Keadilan Sosial Hanya Mimpi di Siang Bolong
Program kemitraan plasma seharusnya menjadi instrumen vital redistribusi manfaat ekonomi, memastikan masyarakat lokal tidak hanya menjadi penonton di tengah gelombang investasi yang menggerus tanah mereka. Sayangnya, di Nagan Raya, kewajiban ini tak lebih dari janji kosong, sebuah lelucon pahit yang menodai makna keadilan sosial.
“Kalau plasma saja tidak diberikan, lalu apa kontribusi nyata perusahaan kepada rakyat? Jangan sampai tanah-tanah ini hanya jadi ladang subur untuk korporasi rakus, tapi jadi gurun harapan yang tandus bagi masyarakat lokal.

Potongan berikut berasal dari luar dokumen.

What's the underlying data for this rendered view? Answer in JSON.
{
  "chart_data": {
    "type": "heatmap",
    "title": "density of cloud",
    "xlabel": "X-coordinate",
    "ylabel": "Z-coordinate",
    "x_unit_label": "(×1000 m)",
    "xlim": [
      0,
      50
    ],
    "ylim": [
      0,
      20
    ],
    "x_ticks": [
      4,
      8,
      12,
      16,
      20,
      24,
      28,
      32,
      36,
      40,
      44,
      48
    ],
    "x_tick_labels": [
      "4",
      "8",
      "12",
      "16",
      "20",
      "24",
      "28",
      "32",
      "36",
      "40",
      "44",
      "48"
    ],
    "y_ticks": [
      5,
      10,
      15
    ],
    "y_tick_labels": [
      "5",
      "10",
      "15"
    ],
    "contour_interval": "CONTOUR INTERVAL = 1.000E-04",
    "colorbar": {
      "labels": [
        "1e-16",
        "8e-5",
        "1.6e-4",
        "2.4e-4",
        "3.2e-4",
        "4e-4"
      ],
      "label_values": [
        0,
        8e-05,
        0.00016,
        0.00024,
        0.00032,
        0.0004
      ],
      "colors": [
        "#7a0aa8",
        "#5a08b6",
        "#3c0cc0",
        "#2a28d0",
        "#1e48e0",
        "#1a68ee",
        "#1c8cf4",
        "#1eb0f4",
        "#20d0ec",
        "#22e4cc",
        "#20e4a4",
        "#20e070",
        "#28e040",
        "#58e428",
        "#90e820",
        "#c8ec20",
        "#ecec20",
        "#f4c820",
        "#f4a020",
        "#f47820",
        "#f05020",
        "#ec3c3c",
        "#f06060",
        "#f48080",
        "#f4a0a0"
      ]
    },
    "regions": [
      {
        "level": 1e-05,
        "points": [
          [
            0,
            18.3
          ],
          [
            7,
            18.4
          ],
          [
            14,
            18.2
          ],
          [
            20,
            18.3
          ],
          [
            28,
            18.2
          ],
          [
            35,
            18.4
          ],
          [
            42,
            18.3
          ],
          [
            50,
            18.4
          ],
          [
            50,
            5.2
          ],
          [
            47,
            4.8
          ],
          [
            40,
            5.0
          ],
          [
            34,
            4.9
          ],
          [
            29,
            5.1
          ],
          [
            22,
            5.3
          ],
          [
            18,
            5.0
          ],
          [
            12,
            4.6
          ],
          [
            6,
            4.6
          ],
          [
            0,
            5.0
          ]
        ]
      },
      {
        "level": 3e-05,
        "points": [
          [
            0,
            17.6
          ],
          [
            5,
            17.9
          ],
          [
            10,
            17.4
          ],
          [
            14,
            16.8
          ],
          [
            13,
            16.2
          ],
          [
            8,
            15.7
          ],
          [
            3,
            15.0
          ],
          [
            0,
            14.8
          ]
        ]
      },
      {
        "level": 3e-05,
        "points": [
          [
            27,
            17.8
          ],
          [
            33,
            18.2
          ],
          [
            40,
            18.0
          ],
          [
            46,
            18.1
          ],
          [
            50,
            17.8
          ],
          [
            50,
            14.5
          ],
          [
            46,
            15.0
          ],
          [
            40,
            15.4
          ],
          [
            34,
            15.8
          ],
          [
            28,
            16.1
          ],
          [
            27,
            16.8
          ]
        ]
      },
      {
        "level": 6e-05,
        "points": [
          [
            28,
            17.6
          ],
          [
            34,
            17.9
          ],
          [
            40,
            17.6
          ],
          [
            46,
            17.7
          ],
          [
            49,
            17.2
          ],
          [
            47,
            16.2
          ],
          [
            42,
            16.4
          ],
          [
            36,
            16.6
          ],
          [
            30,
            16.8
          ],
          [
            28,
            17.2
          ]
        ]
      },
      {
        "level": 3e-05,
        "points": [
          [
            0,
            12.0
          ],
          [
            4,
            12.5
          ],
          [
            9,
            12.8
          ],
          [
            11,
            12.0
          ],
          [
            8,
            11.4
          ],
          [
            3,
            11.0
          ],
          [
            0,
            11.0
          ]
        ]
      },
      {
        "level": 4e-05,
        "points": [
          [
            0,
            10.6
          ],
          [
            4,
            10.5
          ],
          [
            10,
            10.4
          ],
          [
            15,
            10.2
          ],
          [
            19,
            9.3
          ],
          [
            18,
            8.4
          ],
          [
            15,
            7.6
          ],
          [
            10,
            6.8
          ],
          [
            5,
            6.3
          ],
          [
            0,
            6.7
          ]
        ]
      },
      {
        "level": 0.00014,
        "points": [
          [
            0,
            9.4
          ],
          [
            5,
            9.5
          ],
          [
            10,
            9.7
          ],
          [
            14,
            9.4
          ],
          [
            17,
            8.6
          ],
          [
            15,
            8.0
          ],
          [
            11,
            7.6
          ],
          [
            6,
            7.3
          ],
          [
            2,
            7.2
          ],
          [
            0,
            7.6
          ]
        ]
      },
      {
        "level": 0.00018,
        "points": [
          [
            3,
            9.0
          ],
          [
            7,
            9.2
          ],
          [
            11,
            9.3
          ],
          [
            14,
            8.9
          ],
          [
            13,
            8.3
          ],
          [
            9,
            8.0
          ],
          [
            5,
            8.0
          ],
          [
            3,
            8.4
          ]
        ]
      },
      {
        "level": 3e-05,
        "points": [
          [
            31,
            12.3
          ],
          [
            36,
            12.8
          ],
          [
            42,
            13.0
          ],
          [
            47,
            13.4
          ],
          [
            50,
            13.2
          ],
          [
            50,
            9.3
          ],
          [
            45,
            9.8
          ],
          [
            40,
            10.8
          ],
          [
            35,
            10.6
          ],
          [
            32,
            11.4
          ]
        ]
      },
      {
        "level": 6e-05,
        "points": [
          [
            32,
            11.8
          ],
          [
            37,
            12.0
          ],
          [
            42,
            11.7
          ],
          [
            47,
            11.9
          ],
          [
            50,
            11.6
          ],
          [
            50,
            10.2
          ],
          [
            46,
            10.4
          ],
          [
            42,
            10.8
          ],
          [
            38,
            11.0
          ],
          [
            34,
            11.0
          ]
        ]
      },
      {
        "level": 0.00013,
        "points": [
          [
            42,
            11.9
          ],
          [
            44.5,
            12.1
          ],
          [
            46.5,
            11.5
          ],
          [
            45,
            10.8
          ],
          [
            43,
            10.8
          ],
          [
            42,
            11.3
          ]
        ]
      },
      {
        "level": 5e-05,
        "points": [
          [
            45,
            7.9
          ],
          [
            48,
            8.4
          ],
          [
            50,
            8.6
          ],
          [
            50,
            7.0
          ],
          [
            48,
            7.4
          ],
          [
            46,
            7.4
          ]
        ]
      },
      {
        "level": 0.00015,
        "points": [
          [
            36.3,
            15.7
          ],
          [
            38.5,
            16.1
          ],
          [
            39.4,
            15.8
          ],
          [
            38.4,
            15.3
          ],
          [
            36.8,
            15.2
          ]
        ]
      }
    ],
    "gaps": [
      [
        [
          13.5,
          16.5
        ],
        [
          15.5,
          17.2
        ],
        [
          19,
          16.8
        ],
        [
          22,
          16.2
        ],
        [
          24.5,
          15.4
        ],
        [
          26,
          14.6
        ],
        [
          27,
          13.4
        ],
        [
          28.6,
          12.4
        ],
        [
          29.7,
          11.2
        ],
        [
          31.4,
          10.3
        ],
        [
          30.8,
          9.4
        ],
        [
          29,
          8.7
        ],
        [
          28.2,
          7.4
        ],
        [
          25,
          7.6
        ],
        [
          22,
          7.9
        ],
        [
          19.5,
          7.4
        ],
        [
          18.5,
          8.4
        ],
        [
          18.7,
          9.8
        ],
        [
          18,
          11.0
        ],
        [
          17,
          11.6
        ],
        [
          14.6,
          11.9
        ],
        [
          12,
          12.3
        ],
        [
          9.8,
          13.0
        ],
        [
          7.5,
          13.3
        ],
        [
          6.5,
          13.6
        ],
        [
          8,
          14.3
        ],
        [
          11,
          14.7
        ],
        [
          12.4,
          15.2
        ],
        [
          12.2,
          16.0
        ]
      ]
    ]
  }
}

Ini bukan lagi sekadar pelanggaran, ini kejahatan agraria sistematis!” pungkas Faizal, dengan nada tegas dan penuh keputusasaan.
LSM Gerakan Masyarakat Bawah Indonesia (GMBI) dengan lantang menyuarakan dugaan bahwa Pemerintahan Nagan Raya “struk” dan Aparat Penegak Hukum “diam membisu.” Mereka menyoroti kemungkinan besar adanya “bekingan kuat” di balik perusahaan-perusahaan ini, yang membuat mereka berkuasa penuh dan kebal hukum, bahkan berani mendobrak semua peraturan dan UU HGU.
Sampai berita ini tayang pihak
Redaksi masih terus berupaya meminta tanggapan resmi dari pemerintah daerah dan perwakilan perusahaan-perusahaan perkebunan terkait tudingan serius ini. Kami tidak akan berhenti sampai kebenaran terungkap dan keadilan ditegakkan.